Recently I wrote about an internal Lync Server CMS replication issue we were experiencing. While we were fixing that issue, we also had a report come in that our Response Groups were not working properly. Hooray! When it rains, it pours I suppose.
We use Lync RGS for simple Hunt Groups – like Tech Support, and Purchasing, and Sales, etc. – all inbound phone calls (other than private DIDs) come into Lync, then to an Exchange Auto Attendant – and then to Response Groups. They are pretty important to us.
We are a managed services provider (MSP), so having our Tech Support Response Group Queue down is not good — really not good. Let’s see what’s going on, shall we? Warning: there are a lot of screen shots below. I apologize in advance for all the scrolling you’re about to do.
Symptom 1: When you called a response group directly, you get a fast busy.
Symptom 2: When you called our main number and Exchange AA picks up and you transferred to a Response Group, you got a “call cannot be completed” and got sent back to the AA.
Symptom 3: When you called a Response Group while tracing S4 in OCSLogger/Snooper – you get a nice generic 26017 entry
Symptom 4: When you restarted the Response Group Service (RTCRGS), it consistently pushed errors related to WorkflowRuntime and Contact Objects.
And another curious “Information” log entry in the middle of those…
That doesn’t make sense. At all.
I started by focusing on the 31067 error and begun looking at the RGS Application Endpoints in the Lync Shell.
Then I verified those Application Contact Objects existed in ADSI Edit – and they did.
And…
So that’s annoying.
Let’s go back to the 31035 Event. I traced all the RGS items in OCSLogger/Snooper while I restarted the server and found this curious log:
TL_ERROR(TF_COMPONENT) [2]1C38.2C98::11/16/2014-02:45:12.980.00000457 (RgsHostingFramework,AepManager.StartConnectingAep:aepmanager.cs
(1144))(0000000002D826E8)[Exit] – Could not establish AEP AEP address=[sip:RtcApplication-77d9d0db-f566-4ed7-85b7-c03996c65e80@mirazon.com], exception=[System.InvalidOperationException: An application endpoint with the same uri already exists on the CollaborationPlatform.
Okay. That’s the RGS Presence Watcher. Interesting.

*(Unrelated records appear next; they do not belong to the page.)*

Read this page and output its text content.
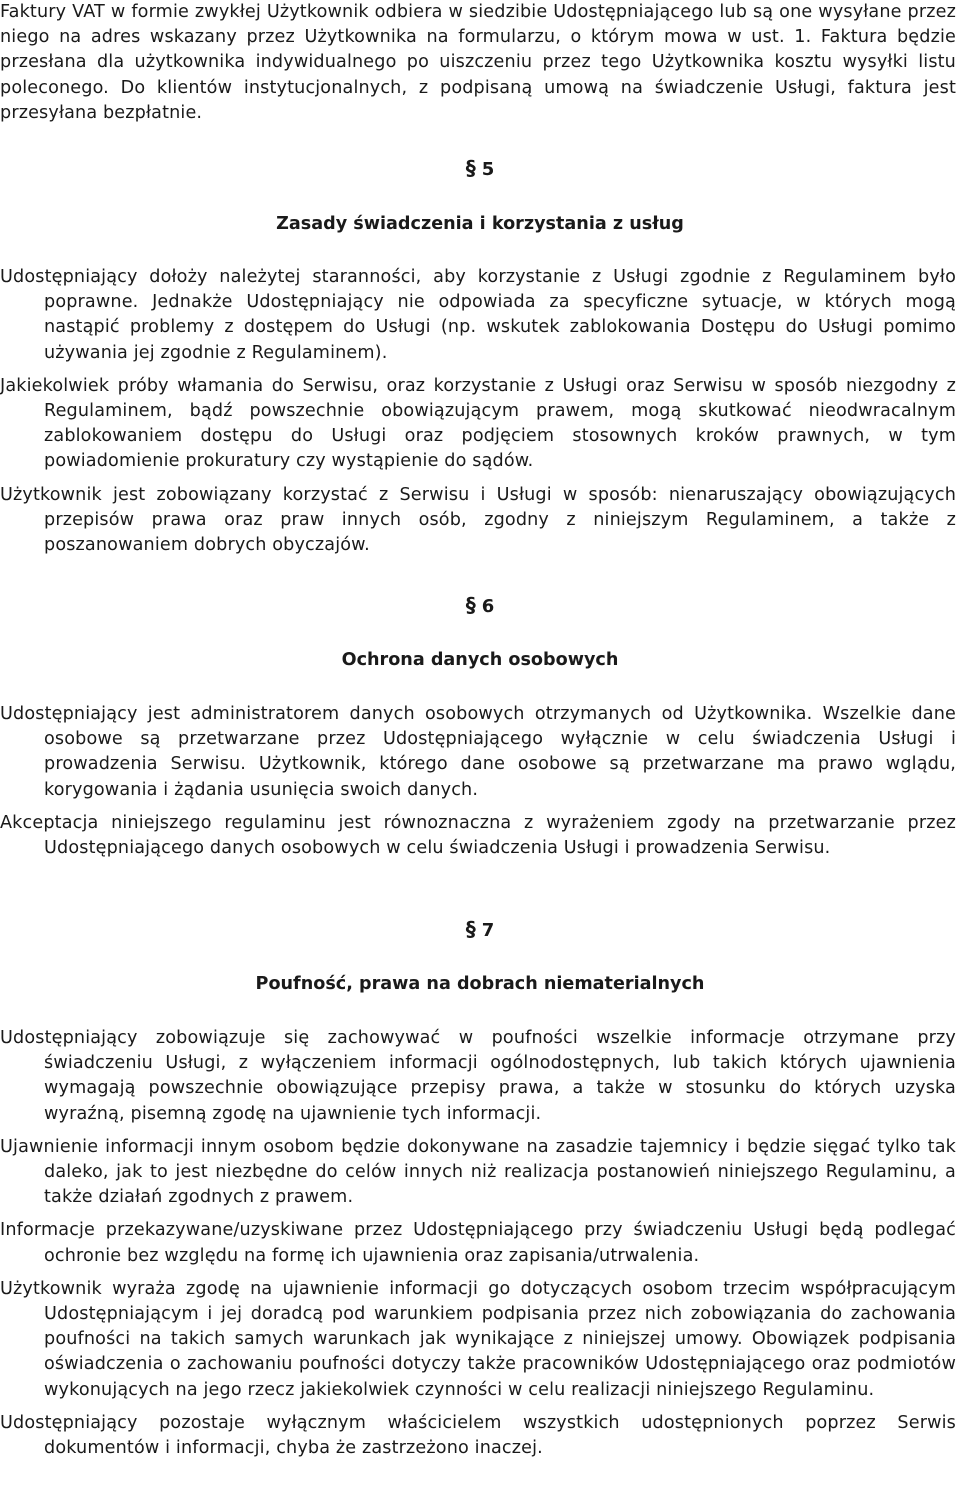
Faktury VAT w formie zwykłej Użytkownik odbiera w siedzibie Udostępniającego lub są one wysyłane przez niego na adres wskazany przez Użytkownika na formularzu, o którym mowa w ust. 1. Faktura będzie przesłana dla użytkownika indywidualnego po uiszczeniu przez tego Użytkownika kosztu wysyłki listu poleconego. Do klientów instytucjonalnych, z podpisaną umową na świadczenie Usługi, faktura jest przesyłana bezpłatnie.

§ 5
Zasady świadczenia i korzystania z usług

Udostępniający dołoży należytej staranności, aby korzystanie z Usługi zgodnie z Regulaminem było poprawne. Jednakże Udostępniający nie odpowiada za specyficzne sytuacje, w których mogą nastąpić problemy z dostępem do Usługi (np. wskutek zablokowania Dostępu do Usługi pomimo używania jej zgodnie z Regulaminem).

Jakiekolwiek próby włamania do Serwisu, oraz korzystanie z Usługi oraz Serwisu w sposób niezgodny z Regulaminem, bądź powszechnie obowiązującym prawem, mogą skutkować nieodwracalnym zablokowaniem dostępu do Usługi oraz podjęciem stosownych kroków prawnych, w tym powiadomienie prokuratury czy wystąpienie do sądów.

Użytkownik jest zobowiązany korzystać z Serwisu i Usługi w sposób: nienaruszający obowiązujących przepisów prawa oraz praw innych osób, zgodny z niniejszym Regulaminem, a także z poszanowaniem dobrych obyczajów.

§ 6
Ochrona danych osobowych

Udostępniający jest administratorem danych osobowych otrzymanych od Użytkownika. Wszelkie dane osobowe są przetwarzane przez Udostępniającego wyłącznie w celu świadczenia Usługi i prowadzenia Serwisu. Użytkownik, którego dane osobowe są przetwarzane ma prawo wglądu, korygowania i żądania usunięcia swoich danych.

Akceptacja niniejszego regulaminu jest równoznaczna z wyrażeniem zgody na przetwarzanie przez Udostępniającego danych osobowych w celu świadczenia Usługi i prowadzenia Serwisu.

§ 7
Poufność, prawa na dobrach niematerialnych

Udostępniający zobowiązuje się zachowywać w poufności wszelkie informacje otrzymane przy świadczeniu Usługi, z wyłączeniem informacji ogólnodostępnych, lub takich których ujawnienia wymagają powszechnie obowiązujące przepisy prawa, a także w stosunku do których uzyska wyraźną, pisemną zgodę na ujawnienie tych informacji.

Ujawnienie informacji innym osobom będzie dokonywane na zasadzie tajemnicy i będzie sięgać tylko tak daleko, jak to jest niezbędne do celów innych niż realizacja postanowień niniejszego Regulaminu, a także działań zgodnych z prawem.

Informacje przekazywane/uzyskiwane przez Udostępniającego przy świadczeniu Usługi będą podlegać ochronie bez względu na formę ich ujawnienia oraz zapisania/utrwalenia.

Użytkownik wyraża zgodę na ujawnienie informacji go dotyczących osobom trzecim współpracującym Udostępniającym i jej doradcą pod warunkiem podpisania przez nich zobowiązania do zachowania poufności na takich samych warunkach jak wynikające z niniejszej umowy. Obowiązek podpisania oświadczenia o zachowaniu poufności dotyczy także pracowników Udostępniającego oraz podmiotów wykonujących na jego rzecz jakiekolwiek czynności w celu realizacji niniejszego Regulaminu.

Udostępniający pozostaje wyłącznym właścicielem wszystkich udostępnionych poprzez Serwis dokumentów i informacji, chyba że zastrzeżono inaczej.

Another interesting log entry just above it:
TL_ERROR(TF_COMPONENT) [1]1C38.216C::11/16/2014-02:44:11.371.00000238 (RgsHostingFramework,AepManager.StartConnectingAep:aepmanager.cs
(1144))(0000000002D826E8)[Exit] – Could not establish AEP AEP address=[sip:RtcApplication-77d9d0db-f566-4ed7-85b7-c03996c65e80@mirazon.com], exception=[System.InvalidOperationException: The requested Performance Counter is not a custom counter, it has to be initialized as ReadOnly.
Huh…Performance Counters. I reached out to some friends and they asked me to look at the Registry Entry for the Windows Workflow Foundation entries.
Specifically, I was asked about HKLM – System -> CurrentControlSet -> Services -> WWF 3 and WWF 4 like below:
You’ll notice that under PerIniFile it references PerfCounters.ini. That’s what it says now. Before, it said “PerfCounters_d.ini” (with the underscore d) which is odd.
At my friends’ recommendation, I reloaded the performance counters in both WWF 3.0 and 4.0 folders.
And the following log entries appear:
And:
Okay. I waited and took a deep breath. And I restarted Response Groups – RTCRGS again.
Hooray! You could see RGS Stop and Start, and the Application Endpoints were created without error.
All is well.
So, what was the problem? I guess the Response Group problem was related to Performance Counters – specifically the Windows Workflow Foundation performance counters. Reloading those fixed whatever it was that was cause the RGS Errors at the top of this blog post.